つまり、禁断の果実である「知恵の木の実(リンゴ)」を食べたことにより、アダムとイブは楽園を追放され、日々労働を課せられる運命となった事件である。
このアダムとイブの事件は人間の原点風景を暗示的に表象し、禁断の果実である知恵の木の実が、現代人にとっては「この世の時間と空間への還元」であることに暗示的に符号する。
この暗示は、縄文世界から弥生世界への意識構造変化にも同様に表象している。
自然を崇め、受動的狩猟採集生活をしていた縄文人の意識は「呪術的」であり、自然を観察し、能動的農耕生活をしていた弥生人の意識は「機能的」である。
この意識の呪術性から機能性への転換こそが、この世の時間と空間への還元における原点風景である。
失楽園を追放され、弥生世界に移り住んで以来、人類は数千年に渡り、この客観的仮想世界で、生計を立ててきた。客観的仮想世界構築に使用された、測定器や測定データから導かれた法則や論理は、我々の身の回りの生活世界を、機能性を基とした実践的関心によって、さらに高度な客観的仮想世界へと導き、次々と変質を遂げ、現在見るような科学的物質文明世界の繁栄に行き着いたのである。
しかしながら、繁栄した科学的物質文明世界は、客観的仮想世界の繁栄であることを忘れてはならない。
本質は主観に存在するのであり、客観に存在するのではない。
科学的物質文明世界は、この世を時間と空間へと還元した、意識の指向性が発生させた仮想世界なのである。

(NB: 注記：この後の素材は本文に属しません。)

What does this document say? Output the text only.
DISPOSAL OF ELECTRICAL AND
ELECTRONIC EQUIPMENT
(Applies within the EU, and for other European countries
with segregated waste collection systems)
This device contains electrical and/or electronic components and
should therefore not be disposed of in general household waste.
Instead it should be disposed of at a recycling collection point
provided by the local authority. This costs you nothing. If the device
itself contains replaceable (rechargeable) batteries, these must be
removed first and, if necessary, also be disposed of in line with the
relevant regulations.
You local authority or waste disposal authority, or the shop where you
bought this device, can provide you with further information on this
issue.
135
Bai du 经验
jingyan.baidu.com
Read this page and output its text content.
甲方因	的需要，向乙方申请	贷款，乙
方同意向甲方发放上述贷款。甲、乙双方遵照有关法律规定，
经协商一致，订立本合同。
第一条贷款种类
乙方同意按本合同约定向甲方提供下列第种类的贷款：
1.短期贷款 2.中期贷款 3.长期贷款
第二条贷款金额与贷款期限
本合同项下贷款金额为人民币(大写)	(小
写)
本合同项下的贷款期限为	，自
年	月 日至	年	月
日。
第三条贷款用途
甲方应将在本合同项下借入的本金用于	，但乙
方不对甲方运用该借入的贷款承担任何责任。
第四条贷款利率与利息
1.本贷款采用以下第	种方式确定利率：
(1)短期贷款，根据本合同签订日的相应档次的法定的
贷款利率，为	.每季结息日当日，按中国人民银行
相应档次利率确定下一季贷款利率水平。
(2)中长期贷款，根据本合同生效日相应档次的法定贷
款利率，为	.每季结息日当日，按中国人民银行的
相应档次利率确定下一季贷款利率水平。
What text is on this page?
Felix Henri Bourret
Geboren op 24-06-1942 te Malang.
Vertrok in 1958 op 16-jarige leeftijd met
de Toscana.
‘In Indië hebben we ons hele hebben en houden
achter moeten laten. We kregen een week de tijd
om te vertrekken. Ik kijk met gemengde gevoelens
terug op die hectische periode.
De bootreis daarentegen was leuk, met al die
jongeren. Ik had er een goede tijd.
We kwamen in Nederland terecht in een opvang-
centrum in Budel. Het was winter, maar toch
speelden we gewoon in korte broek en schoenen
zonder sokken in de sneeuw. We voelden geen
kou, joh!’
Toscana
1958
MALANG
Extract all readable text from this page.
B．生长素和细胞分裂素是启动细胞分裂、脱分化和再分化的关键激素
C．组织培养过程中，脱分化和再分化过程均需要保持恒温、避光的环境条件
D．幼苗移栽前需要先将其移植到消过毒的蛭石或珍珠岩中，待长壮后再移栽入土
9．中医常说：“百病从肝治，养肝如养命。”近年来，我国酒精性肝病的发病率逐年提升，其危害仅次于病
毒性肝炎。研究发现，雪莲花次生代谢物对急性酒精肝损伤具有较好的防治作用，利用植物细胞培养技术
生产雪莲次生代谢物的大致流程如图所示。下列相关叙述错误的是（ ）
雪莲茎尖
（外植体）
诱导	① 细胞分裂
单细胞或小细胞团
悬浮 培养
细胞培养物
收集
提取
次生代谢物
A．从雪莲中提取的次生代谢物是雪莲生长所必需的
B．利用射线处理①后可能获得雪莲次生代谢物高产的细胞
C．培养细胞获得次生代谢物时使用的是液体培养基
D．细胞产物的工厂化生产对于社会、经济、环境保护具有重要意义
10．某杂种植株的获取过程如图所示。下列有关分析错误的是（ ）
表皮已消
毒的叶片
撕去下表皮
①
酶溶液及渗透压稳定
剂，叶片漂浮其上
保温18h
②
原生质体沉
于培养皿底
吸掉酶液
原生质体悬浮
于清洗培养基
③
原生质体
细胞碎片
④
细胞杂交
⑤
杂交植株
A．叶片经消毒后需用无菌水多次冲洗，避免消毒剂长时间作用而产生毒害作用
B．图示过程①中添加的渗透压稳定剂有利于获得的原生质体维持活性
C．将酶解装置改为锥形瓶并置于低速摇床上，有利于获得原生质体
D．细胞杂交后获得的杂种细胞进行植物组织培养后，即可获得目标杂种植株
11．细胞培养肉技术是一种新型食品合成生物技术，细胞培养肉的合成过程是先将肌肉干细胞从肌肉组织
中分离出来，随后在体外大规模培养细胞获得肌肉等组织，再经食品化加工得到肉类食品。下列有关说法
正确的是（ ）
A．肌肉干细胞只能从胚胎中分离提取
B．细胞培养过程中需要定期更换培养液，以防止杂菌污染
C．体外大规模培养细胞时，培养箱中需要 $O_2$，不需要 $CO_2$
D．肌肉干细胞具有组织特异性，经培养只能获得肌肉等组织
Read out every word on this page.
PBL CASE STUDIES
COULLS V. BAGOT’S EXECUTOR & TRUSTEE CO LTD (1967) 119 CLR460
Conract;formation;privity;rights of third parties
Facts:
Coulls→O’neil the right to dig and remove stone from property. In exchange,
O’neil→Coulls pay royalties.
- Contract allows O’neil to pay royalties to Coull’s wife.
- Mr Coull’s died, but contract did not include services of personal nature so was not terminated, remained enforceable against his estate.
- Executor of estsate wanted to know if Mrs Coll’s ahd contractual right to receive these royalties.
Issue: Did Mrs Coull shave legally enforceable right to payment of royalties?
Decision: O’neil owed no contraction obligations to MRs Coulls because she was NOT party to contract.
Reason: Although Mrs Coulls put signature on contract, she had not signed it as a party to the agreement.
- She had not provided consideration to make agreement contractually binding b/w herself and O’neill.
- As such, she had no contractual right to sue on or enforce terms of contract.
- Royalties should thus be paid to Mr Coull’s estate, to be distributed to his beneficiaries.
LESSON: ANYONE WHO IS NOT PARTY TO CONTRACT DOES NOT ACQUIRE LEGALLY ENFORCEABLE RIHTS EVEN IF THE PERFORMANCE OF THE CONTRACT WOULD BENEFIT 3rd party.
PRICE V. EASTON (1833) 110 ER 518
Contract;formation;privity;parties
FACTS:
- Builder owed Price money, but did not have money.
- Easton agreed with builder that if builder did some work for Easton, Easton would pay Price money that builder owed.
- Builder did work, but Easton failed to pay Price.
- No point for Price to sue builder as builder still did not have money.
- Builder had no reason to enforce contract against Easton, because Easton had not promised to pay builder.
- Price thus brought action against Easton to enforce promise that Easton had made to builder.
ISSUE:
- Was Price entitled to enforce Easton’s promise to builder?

科学的な意識の指向性は、手段であって、目的ではない。
人間目的の主体は、主観的意識であって、客観的意識ではない。またその人間意識の根本は、主観的本質であって、客観的道具ではない。
現代社会が呈する混乱、不安、戸惑い・・等々の大半の原因が、この主客の転倒錯誤にあると言っても過言ではないであろう。
我々現代人は今、アポロン的理知性、弥生的機能性の基となった客観的意識、客観的道具という「拘束意識(意識指向性)」から脱皮し、ディオニュソス的混沌性、縄文的呪術性の基であった主観的意識、主観的本質という「自由意思」を再確認する段階に立ち至ったものと思われる。